算上携带燃油来回的消耗,以及届时将距离强气旋风暴极近,直升机的油耗将比寻常使用更高,因此最多只能在那片海域附近上空盘旋不到十五分钟的短暂窗口期。
临朗与阎川只有在停机坪那边等待总部传来的最新确立消息,等待风暴就位。
以及木星、金星连成一线。
临朗倚着栏杆看向远处大海,天空是阴沉的灰暗,大团大团的阴云当空凝聚成一片犹如幕墙一般厚重的分界线,海水也从碧蓝转为了深蓝,蒙着一层深深的灰色与混沌。
他微眯着眼,懒洋洋地看着远处那在酝酿中的风云,见阎川走近,开口道:“调查局里的那些人,应当都会驱动云雨吧?还非得等这个风暴球?”
“还是说他们的能耐还没到这份上?”临朗半是套话,半是嫌弃地问。
阎川闻言道:“局里有规矩,不到万不得已,不可以轻易引动自然异象,以免因果失控,为人类城市招致祸端。”

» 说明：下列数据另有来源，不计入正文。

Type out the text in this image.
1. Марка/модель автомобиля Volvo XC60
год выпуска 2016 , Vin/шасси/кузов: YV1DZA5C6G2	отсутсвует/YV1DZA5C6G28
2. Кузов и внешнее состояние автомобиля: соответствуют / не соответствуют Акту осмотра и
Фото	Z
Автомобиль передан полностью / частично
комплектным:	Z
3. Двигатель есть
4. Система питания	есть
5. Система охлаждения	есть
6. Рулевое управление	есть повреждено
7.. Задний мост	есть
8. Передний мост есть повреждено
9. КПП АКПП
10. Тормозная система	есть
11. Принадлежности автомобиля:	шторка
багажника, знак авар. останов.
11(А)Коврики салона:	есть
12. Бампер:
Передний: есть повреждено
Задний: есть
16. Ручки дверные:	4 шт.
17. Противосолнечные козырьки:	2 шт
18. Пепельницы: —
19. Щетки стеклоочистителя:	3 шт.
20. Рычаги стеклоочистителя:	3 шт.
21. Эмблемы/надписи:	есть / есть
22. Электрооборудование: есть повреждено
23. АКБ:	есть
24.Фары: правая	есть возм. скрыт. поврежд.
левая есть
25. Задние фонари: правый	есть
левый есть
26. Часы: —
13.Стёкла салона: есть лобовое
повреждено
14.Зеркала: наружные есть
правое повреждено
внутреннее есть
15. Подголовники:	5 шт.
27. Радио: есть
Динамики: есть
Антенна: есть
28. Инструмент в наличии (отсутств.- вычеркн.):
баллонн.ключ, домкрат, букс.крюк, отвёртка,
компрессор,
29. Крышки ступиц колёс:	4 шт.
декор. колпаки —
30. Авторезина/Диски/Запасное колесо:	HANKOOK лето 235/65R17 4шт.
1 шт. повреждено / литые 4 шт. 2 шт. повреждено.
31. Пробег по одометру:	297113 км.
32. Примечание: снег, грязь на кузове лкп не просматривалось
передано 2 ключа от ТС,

要是真得用,事后也得写报告,还得等审查,确定行动没有异常,才能恢复职衔。
这些都是针对调查局里的那些异人们,不论是道士还是术士、修士,抑或是像阚清那样的方士丹修,通通有着常人所不及的能力,拥有突出能力者,只有被规范被限制,才能被认作是安全的。
“呵,倒是挺小心的。”临朗不置可否,不过小心也好,总比有人不当回事,反倒出了事强。
“话又说回来了,那么那些不在调查局里的玄门中人呢?你们规范不到的,怎么算?”临朗又问。